CL4.08/AS1.13/BG4.14/CR1.12/HS11.5 Mountain climates: processes, change and related impacts (co-organized) |
Convener: Andreas Gobiet | Co-Conveners: Wolfgang Schöner , Douglas Maraun , Sven Kotlarski , Heimo Truhetz , Nick Pepin , Walter Immerzeel , Elisa Palazzi , Michael Stoelzle , Erin Gleeson |
Mountain climate shows high spatial variability due to complexities in terrain, steep (yet temporally variable) vertical gradients in climate elements, and inhomogeneities induced by transitions with elevation to the cryosphere and between vegetation zones. The resulting patterns of climate and climate change are often highly complex and very demanding in terms of monitoring, modeling, and analysis.
This session is devoted to a better understanding of climate processes and their modification induced by global environmental change in mountain and high elevation areas around the globe. We invite contributions that investigate climate processes and climate change in mountainous areas, based on monitoring (in situ and remotely-sensed observations) and/or modeling activities. Particularly welcome are contributions that merge various sources of information (modeling, monitoring) and reach across disciplinary borders (atmospheric, hydrological, cryospheric and ecological sciences) to cover new ground in the understanding of mountain climate and mountain climate change.
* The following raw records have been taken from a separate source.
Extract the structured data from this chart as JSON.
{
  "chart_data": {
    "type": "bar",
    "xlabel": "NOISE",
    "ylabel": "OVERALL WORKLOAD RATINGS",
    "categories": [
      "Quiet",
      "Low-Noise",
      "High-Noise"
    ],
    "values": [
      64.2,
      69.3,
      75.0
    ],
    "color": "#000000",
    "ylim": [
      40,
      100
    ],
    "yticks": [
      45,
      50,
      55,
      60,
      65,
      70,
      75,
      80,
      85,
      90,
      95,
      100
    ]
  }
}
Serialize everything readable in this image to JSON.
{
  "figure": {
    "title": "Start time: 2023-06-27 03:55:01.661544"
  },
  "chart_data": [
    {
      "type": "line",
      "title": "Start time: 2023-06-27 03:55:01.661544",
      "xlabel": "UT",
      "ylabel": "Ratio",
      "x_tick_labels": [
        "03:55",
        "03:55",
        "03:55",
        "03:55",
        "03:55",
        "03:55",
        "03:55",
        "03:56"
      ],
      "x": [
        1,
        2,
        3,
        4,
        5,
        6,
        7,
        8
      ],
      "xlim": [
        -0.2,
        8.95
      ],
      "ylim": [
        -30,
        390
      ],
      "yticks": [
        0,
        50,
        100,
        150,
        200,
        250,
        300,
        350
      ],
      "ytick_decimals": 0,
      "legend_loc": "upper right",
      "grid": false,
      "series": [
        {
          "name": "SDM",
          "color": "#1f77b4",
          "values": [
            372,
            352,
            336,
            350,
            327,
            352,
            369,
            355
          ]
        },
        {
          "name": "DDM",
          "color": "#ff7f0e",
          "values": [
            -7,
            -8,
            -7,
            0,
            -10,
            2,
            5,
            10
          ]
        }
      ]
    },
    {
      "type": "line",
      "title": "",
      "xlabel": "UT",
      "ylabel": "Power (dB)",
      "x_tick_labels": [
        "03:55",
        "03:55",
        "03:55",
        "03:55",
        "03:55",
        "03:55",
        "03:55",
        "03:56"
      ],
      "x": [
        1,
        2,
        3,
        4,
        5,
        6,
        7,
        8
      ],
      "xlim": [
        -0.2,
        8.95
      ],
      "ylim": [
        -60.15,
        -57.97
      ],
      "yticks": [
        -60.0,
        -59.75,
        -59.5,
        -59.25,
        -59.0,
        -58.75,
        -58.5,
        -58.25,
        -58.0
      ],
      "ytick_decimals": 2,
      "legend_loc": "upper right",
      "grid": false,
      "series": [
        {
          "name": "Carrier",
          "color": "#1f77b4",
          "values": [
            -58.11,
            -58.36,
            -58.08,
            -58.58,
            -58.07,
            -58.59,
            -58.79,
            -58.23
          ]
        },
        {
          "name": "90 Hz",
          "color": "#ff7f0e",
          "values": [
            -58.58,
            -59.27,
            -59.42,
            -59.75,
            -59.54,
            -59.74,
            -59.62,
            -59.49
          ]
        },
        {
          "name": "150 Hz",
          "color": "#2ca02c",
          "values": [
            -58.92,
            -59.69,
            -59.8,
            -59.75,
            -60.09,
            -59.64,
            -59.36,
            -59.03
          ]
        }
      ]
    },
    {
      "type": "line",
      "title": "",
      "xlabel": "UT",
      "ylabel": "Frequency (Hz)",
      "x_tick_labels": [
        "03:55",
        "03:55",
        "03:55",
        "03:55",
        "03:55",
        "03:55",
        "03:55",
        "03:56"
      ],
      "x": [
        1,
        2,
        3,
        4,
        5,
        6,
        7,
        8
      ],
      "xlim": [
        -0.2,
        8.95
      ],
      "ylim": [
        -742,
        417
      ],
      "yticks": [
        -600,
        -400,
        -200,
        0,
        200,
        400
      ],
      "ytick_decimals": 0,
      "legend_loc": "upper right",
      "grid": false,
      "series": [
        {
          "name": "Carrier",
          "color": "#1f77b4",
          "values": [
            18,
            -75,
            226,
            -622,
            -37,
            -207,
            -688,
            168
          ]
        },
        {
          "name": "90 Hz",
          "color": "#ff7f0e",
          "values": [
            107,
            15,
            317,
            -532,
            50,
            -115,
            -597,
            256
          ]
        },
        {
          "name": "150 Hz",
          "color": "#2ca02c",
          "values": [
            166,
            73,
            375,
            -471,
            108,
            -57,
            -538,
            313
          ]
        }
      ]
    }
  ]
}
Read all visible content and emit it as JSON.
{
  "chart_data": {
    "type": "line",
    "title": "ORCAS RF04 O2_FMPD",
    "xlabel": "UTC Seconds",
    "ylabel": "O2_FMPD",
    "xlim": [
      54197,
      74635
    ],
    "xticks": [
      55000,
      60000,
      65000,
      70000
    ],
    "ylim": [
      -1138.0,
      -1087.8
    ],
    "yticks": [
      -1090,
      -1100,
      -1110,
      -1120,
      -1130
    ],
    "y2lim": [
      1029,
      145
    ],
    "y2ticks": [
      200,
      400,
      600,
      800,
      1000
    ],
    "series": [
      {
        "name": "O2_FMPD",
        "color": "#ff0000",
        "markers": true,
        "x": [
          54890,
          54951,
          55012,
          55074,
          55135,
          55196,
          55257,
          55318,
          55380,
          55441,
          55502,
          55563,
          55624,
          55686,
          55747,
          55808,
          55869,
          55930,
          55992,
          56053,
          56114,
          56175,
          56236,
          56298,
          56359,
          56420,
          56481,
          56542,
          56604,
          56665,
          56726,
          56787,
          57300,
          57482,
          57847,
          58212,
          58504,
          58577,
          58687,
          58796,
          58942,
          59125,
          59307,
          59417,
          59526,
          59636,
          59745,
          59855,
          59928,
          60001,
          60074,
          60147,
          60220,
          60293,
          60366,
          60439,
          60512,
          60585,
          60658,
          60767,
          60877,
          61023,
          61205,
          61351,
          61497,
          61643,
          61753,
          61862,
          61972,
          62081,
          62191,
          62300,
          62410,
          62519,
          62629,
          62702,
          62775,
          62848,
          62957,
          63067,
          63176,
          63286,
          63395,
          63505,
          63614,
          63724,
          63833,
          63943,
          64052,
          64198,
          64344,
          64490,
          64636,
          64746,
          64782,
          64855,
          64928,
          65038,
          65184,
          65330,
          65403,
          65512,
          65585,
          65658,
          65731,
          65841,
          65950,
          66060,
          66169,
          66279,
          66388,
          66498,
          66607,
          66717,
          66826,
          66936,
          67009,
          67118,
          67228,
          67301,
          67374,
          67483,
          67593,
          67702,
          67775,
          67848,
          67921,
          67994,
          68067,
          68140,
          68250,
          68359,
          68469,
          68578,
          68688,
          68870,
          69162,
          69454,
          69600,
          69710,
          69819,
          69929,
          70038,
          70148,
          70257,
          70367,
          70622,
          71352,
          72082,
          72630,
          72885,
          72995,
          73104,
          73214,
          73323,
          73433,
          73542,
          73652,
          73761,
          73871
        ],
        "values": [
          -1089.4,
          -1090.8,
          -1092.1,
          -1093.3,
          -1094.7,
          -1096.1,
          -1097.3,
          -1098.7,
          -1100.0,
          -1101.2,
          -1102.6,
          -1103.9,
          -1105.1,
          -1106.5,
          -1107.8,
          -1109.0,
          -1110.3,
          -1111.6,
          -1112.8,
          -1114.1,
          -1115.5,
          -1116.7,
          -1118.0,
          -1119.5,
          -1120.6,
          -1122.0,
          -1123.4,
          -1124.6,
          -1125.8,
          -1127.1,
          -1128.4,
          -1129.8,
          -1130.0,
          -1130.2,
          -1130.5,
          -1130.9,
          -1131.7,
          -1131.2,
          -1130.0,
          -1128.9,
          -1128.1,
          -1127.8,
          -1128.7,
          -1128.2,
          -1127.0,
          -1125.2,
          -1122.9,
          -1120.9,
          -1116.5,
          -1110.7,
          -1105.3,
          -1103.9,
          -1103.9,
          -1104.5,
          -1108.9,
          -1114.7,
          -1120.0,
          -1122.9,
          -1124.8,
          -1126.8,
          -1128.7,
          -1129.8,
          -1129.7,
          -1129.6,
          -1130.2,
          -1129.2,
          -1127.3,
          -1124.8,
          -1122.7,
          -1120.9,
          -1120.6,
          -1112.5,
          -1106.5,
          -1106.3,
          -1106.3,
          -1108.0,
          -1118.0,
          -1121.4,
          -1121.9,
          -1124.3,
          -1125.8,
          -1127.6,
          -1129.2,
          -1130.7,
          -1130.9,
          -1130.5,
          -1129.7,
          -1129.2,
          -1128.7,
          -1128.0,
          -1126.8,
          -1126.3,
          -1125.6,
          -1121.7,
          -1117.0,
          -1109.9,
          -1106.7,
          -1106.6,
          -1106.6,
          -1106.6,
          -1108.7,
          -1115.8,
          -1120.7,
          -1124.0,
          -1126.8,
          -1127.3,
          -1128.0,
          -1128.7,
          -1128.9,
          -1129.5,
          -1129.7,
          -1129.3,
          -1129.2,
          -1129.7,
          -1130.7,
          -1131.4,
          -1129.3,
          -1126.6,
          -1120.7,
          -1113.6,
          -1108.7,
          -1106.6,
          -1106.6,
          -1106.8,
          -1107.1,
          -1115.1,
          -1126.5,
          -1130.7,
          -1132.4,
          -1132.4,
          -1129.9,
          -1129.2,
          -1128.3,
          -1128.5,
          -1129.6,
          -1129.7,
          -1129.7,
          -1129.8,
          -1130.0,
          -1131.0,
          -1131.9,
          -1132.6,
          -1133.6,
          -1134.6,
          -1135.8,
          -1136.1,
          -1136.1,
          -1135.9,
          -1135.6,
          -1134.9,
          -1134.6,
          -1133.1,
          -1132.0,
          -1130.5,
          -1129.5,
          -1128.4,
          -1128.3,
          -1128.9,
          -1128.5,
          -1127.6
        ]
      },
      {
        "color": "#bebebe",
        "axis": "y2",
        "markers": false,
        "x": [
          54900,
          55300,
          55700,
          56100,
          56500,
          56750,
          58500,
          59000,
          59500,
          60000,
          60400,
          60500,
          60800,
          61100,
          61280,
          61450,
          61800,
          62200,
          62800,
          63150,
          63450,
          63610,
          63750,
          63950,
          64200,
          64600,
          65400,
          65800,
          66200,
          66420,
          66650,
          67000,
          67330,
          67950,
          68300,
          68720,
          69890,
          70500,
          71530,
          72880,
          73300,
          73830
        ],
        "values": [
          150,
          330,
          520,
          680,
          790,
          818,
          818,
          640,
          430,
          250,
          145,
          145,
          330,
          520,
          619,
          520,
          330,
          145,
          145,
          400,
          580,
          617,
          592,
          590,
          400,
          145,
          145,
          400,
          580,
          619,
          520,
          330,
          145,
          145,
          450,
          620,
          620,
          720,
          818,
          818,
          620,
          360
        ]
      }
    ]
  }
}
Further by invitation of the Mountain Research Initiative, presentations that focus on past and projected changes in high-elevation climate, including elevation-dependent effects (e.g. warming, precipitation change), their impacts on the water cycle (in particular from the changing cryosphere), and the social and ecological implications for downstream areas are welcome. Presentations about novel data sets, multidisciplinary data analysis and observational and modelling approaches focused on mountainous regions are especially welcome.